- Oscar Schmidt morreu nesta sexta-feira, dia 17, após sofrer um mal-estar em casa e ser internado, mas não resistiu.
- O ex-jogador ficou conhecido pelo apelido “Mão Santa”, criado pela sua precisão nos arremessos ao longo da carreira.
- Ele costumava dizer que o desempenho vinha de repetição e preparação, non por talento isolado, e que a mão era treinada.
- Schmidt foi o maior pontuador de todos os tempos no basquete, alcançado pela mira e pela dedicação ao esporte.
- Em 2013, ele integrou o Hall da Fama do basquete, recebendo o prêmio das mãos de Larry Bird.
Oscar Schmidt, lenda do basquete brasileiro, morreu nesta sexta-feira, 17, após sofrer mal-estar em casa. Ele foi internado, mas não resistiu. A notícia marca o fim de uma carreira marcada por recordes e pela imagem de dedicação ao esporte.
O apelido Mão Santa nasceu pela precisão de seus arremessos durante a carreira. A alcunha ganhou força ao longo dos anos, virando marca associada ao jogador.
Schmidt costumava explicar que a mão precisa não era divina, e sim treinada.
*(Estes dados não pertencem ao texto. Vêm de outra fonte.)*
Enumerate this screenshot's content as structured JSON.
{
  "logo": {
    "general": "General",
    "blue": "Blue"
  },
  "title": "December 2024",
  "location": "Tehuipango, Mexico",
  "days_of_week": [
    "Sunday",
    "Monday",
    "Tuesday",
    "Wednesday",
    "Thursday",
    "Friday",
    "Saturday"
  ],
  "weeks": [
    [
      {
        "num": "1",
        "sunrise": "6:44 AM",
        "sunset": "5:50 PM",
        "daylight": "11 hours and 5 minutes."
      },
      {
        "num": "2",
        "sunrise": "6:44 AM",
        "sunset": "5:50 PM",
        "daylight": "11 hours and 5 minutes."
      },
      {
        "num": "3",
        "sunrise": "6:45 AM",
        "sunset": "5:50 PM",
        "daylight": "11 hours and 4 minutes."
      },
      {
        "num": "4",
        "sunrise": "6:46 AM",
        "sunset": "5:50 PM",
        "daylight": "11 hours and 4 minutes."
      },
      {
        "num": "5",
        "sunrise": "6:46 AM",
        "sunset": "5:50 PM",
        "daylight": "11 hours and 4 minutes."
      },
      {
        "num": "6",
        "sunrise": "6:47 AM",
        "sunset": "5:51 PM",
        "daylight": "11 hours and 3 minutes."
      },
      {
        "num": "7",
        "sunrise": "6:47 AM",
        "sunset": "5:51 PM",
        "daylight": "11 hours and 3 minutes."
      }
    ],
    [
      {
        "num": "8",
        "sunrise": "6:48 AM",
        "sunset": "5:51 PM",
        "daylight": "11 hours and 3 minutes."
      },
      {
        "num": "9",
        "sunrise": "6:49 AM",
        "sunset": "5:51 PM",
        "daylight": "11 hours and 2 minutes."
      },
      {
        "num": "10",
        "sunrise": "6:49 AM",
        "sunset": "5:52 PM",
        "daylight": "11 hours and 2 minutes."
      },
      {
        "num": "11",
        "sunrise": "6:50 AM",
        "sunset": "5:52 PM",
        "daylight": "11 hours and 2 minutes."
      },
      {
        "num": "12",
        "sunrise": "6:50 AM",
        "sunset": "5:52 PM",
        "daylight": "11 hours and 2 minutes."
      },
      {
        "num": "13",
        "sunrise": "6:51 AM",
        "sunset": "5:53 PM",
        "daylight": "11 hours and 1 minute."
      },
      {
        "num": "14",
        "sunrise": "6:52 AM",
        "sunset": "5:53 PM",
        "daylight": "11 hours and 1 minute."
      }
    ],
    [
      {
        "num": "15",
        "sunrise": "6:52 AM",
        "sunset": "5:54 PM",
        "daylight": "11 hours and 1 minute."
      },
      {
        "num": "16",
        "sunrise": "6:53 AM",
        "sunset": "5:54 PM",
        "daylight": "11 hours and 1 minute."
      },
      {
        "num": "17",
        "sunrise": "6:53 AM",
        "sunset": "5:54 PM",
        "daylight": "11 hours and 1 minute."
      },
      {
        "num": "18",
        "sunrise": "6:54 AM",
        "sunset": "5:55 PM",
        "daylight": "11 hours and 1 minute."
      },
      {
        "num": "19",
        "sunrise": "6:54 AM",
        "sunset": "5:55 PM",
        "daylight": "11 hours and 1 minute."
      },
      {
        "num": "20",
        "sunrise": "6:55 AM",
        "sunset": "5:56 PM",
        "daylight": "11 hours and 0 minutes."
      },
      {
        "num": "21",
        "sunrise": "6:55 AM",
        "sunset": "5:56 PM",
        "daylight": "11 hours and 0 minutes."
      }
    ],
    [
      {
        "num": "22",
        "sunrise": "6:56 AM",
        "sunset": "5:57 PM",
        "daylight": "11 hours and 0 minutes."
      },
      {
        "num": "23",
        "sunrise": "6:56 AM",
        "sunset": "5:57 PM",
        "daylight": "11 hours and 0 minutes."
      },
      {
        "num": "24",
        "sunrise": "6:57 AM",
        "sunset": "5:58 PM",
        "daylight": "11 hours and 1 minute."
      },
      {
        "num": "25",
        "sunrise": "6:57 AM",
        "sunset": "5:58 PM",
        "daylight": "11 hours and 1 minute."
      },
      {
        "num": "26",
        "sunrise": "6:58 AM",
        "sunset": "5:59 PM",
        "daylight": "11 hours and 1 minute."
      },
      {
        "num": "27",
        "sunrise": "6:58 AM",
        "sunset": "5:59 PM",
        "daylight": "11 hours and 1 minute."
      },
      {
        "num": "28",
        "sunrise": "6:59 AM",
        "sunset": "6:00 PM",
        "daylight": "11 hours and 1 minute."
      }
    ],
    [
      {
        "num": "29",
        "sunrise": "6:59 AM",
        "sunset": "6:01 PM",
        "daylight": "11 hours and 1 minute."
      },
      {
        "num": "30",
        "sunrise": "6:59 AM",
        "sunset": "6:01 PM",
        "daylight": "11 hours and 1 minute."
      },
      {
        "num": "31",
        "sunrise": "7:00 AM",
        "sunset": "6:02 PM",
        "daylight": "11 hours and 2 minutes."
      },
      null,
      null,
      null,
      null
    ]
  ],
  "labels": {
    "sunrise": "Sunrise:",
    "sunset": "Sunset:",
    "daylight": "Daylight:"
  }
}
O atleta defendia que o segredo do sucesso era a disciplina, a repetição e o preparo constante.
Ele chegou a ser o maior pontuador de todos os tempos do basquete, resultado do trabalho constante e da técnica aperfeiçoada ao longo de décadas. A mira tornou-se símbolo da sua rotina de treinos.
Em 2013, Oscar Schmidt foi incluído no Hall da Fama do basquete. O reconhecimento foi entregue por Larry Bird, considerado por Schmidt como um dos maiores de todos os tempos.
Origem do apelido e visão sobre treino
Apesar do carinho pelo apelido, Schmidt mantinha o foco no mérito do treino. A mensagem recorrente em suas falas era a prática como caminho para a evolução esportiva.
Reconhecimento no Hall da Fama
O ingresso no Hall ocorreu em 2013, em cerimônia pública. Bird entregou o prêmio, destacando a importância da carreira de Schmidt para o basquete brasileiro e mundial.